[CD Review] Radiohead, 'The Best Of' CD/DVD (Capitol)

There's a drop-everything reverence and mystique about Radiohead that can make them seem more important than they are good. Like God, if Radiohead didn't exist, it would be necessary to invent them, if only for critics and fans to cling to something in the face of the rote disappointments that are the rest of alt-rock's offerings over the past 15 years.

This Capitol-issued Best Of (Radiohead are no longer with the label) is really two records. The first is a milquetoast single disc of the hits, diplomatically drawing from all the albums. Songs such as Pablo Honey's MTV hit “Creep” and the lunging “The Bends” to the underrated Hail to the Thief with its melodic-tribal jam “There There” reveal a band, like U2 or Coldplay, who are as dependable as they are predictable. Thom Yorke's molested-choirboy-before-the-parish-payout vocals and Jonny Greenwood's self-immolating taste for noisy, Sonic Youth-like guitar show a band as capable of writing hits as sabotaging them, even if, taken at face-value here in a best-of, they can seem more dated and less monumental. If you're a Radiohead fan, you already have this stuff, as well as a bunch of other rarities, such as the cover of Neil Young's “Cinnamon Girl” from an Italian show, etc.
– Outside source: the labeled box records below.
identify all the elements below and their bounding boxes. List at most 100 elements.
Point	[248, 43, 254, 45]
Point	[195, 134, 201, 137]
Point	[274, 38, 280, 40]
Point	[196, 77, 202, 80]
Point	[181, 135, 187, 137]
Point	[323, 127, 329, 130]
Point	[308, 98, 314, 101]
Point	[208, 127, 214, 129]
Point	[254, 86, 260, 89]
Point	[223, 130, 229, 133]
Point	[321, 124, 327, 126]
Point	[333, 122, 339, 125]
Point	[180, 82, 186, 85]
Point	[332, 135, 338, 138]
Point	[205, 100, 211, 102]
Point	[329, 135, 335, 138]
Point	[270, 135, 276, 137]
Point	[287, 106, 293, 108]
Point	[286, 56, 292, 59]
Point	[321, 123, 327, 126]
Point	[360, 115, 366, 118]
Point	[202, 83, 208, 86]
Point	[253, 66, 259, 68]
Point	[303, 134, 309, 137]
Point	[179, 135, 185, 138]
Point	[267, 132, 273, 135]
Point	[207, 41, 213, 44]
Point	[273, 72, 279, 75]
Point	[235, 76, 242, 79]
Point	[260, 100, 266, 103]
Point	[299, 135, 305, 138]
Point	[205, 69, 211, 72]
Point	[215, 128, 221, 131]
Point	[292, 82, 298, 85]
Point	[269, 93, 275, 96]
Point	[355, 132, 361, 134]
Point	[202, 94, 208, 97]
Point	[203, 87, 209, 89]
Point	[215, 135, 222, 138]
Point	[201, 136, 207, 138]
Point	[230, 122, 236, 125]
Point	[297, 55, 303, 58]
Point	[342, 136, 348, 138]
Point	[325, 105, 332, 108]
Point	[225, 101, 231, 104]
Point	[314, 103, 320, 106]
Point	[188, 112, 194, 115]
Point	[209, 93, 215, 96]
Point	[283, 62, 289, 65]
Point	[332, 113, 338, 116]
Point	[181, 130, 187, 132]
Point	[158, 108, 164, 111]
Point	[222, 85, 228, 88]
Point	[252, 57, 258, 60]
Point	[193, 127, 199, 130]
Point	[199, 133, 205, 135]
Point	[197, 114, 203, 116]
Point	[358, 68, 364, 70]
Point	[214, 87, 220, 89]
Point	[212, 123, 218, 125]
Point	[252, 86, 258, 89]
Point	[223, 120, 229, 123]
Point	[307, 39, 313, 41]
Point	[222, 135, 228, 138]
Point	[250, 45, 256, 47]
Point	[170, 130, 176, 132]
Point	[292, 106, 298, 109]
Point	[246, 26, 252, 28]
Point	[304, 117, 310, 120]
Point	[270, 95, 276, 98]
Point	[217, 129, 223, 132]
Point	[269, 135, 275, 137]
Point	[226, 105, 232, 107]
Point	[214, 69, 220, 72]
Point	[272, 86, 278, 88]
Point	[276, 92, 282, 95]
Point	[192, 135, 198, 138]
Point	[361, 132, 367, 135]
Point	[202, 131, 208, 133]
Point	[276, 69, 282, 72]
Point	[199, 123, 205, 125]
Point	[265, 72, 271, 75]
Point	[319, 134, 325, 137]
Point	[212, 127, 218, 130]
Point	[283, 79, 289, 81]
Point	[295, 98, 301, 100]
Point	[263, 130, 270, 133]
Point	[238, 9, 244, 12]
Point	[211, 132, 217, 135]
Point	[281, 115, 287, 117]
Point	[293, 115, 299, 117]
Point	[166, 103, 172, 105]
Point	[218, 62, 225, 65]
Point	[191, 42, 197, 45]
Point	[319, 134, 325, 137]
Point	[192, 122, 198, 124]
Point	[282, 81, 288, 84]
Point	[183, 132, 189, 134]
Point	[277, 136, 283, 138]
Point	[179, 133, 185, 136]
Which is why if there's any merit here, it's the double-disc version, also available on vinyl, which makes the case that Radiohead, while being one of the whitest bands ever, are also one of the funkiest, much like the group whose song gave them their name, Talking Heads. “Airbag,” “Planet Telex” and “The National Anthem” (at least until Lisa Simpson shows up with her farting sax and turns it into a bad Morphine jam) all should inspire a Radiohead breakbeat record; anyone baffled by Kid A's electronics can hear the band indulging in hip-hop beats and burping bass like Jesus Jones' lazy-eyed older brother before the discovery of Aphex Twin.